Arturo se refería a la especialidad de la casa. El Sabatini era un restaurante histórico ubicado en uno de los barrios más castizos de Roma. Ocupaba una casona en la mismísima piazza di Santa Maria y contaba con otras dos entradas por las vías Della Lungaretta y Della Paglia. El local disfrutaba de una excelente terraza con vistas a la fachada de la catedral de Santa María, pero la pareja prefirió un rincón discreto en un reservado del interior.
El establecimiento estaba atiborrado de turistas, lo que originaba un trasiego incesante de camareros y clientes.
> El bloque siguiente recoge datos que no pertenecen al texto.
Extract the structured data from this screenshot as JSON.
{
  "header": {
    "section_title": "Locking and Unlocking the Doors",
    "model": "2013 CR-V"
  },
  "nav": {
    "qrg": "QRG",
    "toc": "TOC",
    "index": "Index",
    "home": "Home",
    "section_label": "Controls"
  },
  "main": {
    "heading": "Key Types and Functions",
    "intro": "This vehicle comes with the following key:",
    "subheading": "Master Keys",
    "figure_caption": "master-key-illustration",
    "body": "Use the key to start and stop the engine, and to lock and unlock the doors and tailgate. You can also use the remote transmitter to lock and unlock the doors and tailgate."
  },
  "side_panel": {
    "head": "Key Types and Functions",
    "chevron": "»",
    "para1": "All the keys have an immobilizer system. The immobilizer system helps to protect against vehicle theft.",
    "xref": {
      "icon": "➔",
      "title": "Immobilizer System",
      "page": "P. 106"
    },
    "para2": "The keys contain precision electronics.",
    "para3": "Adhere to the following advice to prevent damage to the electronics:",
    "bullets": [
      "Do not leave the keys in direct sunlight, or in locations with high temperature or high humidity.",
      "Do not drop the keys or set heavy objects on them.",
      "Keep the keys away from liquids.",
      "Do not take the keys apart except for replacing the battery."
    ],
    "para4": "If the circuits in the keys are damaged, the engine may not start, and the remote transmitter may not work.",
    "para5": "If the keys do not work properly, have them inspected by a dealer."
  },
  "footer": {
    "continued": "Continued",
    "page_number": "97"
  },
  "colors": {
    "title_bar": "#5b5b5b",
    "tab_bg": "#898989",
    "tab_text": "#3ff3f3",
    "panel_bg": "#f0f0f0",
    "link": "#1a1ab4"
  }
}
Dos jóvenes se acercaron a la mesa de los españoles. El general los confundió con el servicio del local. Pero uno de ellos, de unos veinticinco años, alto, musculoso y con pinta de siciliano, se dirigió al militar por su apellido. Le sorprendió porque la mesa la había reservado a nombre de su acompañante.
—¿Es usted el señor Milans?
El general tragó con premura el sorbo de vino Chianti que degustaba en su paladar, sin tiempo para contestar.
—¿Es usted Arturo?
El hecho de que usara su nombre de guerra provocó que se atragantara aún más y sólo pudiera balbucir unas palabras. Su inquietud aumentó cuando giró la cabeza y cruzó la mirada con una persona que se parecía al guía del Vaticano. El italiano le sonrió e hizo un gesto con la mano como si empuñara una pistola.
—¿Qué quieren de mí?
—Yo, nada. Va por Stefano.
Introdujo la mano en su pechera y extrajo un revólver del calibre 45 de debajo de una chaqueta arrugada de lino. Disparó las seis balas sobre el general. La primera impactó en la cabeza y fue mortal. Las cinco restantes se alojaron en su cuerpo, del que brotó un río de sangre. Vaciado el cargador, el sicario, sin precipitación alguna, ocultó el arma debajo de la americana y desapareció por la salida de la piazza di Santa Maria, donde le esperaba un diminuto automóvil. La mujer, muerta de pánico, abrazó el cuerpo ensangrentado del militar y gritó:
—¡Lo han matado! ¡Asesinos! ¡Ayuda!
Se giró y su cara de pánico se reflejó en un inmenso espejo con marco dorado envejecido que decoraba el restaurante. Era ella, sin ninguna duda. Igual de esbelta y exuberante. Era Leticia Pellón. Otro nombre de la lista. Otra pieza del informe Jano.